Konflik Ambalat Berakhir Dikelola Bersama, Bukan Perang, Bukan Pengadilan
- Guru Besar Hukum Internasional Universitas Indonesia, Hikmahanto Juwana, menilai langkah Indonesia dan Malaysia untuk mengelola bersama wilayah Laut Ambalat adalah pilihan di tengah kebuntuan penyelesaian hukum soal batas landas kontinen.
Menurutnya, kedua negara tidak memilih tiga opsi klasik dalam menyelesaikan sengketa tersebut, yakni membawa ke pengadilan internasional, menggunakan kekuatan militer, atau membiarkannya tanpa kejelasan.
“Rupanya tiga ini tidak diambil sebagai opsi. Yang diambil opsi oleh Pak Prabowo dan Perdana Menteri Malaysia Anwar Ibrahim itu adalah, sudah lah masalah hukum kita akui, tapi sayang juga kalau misalnya sumber daya alam yang ada tidak dieksplorasi dan dieksploitasi," kata Hikmahanto kepada Kompas.com, Minggu (29/6/2025).
"Nah, oleh karenanya kenapa kita tidak kemudian melakukan joint development (pengelolaan bersama atas sumber daya alam) di wilayah yang saling klaim ini, beririsan, yang beririsan itu saja," tambah dia.
Menurut Hikmahanto, konflik Ambalat bukanlah persoalan laut teritorial atau Zona Ekonomi Eksklusif (ZEE), melainkan menyangkut landas kontinen, yaitu wilayah dasar laut yang dapat diklaim negara sejauh 200 mil dari garis pantai untuk eksplorasi sumber daya alam.
Ia menegaskan bahwa skema kerja sama atau joint development bukan hal baru bagi Indonesia.
Salah satu contohnya adalah kerja sama Indonesia dan Australia di wilayah Palung Timur ketika Timor Timur masih menjadi bagian dari Indonesia.
“Kita pernah melakukan joint development dengan pihak Australia di Palung Timur. Itu pengalaman kita, pengalaman Indonesia," ujar Hikmahanto.
Meski menyambut baik pendekatan bersama ini, Hikmahanto mengingatkan pentingnya keadilan dalam pembagian manfaat.
Menurutnya, kedua negara harus duduk bersama untuk mencari opsi yang saling menguntungkan atau win-win solution.
"Jadi, jangan sampai Malaysia yang lebih dapat diuntungkan atau Indonesia dapat lebih banyak untung, tapi harus win-win, sehingga keuntungan ekonomi dari landas kontinen ini bisa dimanfaatkan oleh kedua negara," beber Hikmahanto.
Ia juga mengingatkan bahwa wilayah ini menyangkut hak berdaulat, bukan klaim kedaulatan penuh.

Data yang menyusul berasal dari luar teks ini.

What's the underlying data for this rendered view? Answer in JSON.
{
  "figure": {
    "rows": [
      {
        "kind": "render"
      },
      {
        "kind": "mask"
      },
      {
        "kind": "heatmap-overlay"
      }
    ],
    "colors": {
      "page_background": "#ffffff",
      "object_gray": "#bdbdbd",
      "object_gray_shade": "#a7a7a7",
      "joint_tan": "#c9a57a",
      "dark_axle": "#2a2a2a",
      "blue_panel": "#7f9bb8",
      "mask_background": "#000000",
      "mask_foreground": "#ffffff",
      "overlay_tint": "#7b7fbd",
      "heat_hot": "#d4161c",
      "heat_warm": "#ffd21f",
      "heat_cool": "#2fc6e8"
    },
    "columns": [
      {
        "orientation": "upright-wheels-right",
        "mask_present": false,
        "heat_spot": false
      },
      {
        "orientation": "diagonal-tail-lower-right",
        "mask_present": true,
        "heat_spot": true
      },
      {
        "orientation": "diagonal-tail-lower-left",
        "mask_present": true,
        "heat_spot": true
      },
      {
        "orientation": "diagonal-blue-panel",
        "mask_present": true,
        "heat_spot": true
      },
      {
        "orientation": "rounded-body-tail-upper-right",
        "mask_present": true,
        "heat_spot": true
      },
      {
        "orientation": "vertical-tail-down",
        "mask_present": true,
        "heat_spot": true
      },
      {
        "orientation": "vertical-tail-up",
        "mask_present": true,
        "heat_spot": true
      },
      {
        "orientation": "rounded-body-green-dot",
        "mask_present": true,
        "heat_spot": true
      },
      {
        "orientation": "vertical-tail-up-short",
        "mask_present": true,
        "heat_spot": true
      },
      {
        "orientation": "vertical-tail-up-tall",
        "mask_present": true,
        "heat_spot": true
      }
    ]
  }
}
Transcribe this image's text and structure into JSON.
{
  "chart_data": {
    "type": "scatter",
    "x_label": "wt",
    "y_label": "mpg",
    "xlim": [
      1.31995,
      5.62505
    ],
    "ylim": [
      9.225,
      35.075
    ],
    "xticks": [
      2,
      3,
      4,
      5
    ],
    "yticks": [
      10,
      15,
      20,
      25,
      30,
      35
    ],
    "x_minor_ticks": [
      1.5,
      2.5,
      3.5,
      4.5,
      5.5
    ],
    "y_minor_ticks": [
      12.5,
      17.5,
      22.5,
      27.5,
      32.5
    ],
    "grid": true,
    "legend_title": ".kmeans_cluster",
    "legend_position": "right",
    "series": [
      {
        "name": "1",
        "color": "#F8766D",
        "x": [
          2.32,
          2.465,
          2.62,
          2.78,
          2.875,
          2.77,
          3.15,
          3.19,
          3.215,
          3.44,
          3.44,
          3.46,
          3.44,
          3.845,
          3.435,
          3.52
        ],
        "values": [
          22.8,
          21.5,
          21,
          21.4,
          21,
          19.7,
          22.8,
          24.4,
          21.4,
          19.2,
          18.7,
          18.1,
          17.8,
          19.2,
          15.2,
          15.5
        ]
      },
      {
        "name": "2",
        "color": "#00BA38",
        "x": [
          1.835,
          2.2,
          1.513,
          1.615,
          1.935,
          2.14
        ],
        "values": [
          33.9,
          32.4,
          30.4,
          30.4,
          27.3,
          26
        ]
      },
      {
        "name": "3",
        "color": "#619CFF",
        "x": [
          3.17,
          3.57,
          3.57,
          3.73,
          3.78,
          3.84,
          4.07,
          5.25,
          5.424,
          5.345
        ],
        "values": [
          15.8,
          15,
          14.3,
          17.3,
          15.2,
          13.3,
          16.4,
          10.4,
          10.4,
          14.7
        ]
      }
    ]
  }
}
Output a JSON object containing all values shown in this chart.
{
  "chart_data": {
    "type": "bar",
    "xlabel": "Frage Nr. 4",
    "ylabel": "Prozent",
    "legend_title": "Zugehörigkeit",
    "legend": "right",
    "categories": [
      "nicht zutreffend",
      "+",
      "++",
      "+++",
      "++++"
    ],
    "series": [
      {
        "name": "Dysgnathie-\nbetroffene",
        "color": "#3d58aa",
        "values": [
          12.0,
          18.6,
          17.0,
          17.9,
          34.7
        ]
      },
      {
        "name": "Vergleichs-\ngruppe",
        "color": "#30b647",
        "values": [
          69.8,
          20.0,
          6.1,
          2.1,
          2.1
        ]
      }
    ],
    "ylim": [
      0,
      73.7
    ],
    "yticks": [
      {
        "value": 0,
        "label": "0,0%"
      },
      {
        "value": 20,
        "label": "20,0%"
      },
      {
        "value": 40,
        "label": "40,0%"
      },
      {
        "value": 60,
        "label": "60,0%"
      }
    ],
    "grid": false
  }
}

“Yang kita klaim adalah sumber daya alam, bukan wilayahnya. Tapi kalau sumber daya alamnya habis duluan, orang bisa bilang: buat apa lagi proses hukumnya?” ujar Hikmahanto.
Ia mendukung langkah pemerintah untuk tetap melanjutkan proses perundingan hukum sambil memulai eksplorasi dan eksploitasi bersama atas sumber daya alam di wilayah yang dipersengketakan.
Diberitakan sebelumnya, Presiden RI Prabowo Subianto mengatakan Indonesia dan Malaysia sepakat untuk menyelesaikan masalah perbatasan dengan penyelesaian yang akan menguntungkan kedua belah pihak, salah satunya mengenai konflik Blok Ambalat.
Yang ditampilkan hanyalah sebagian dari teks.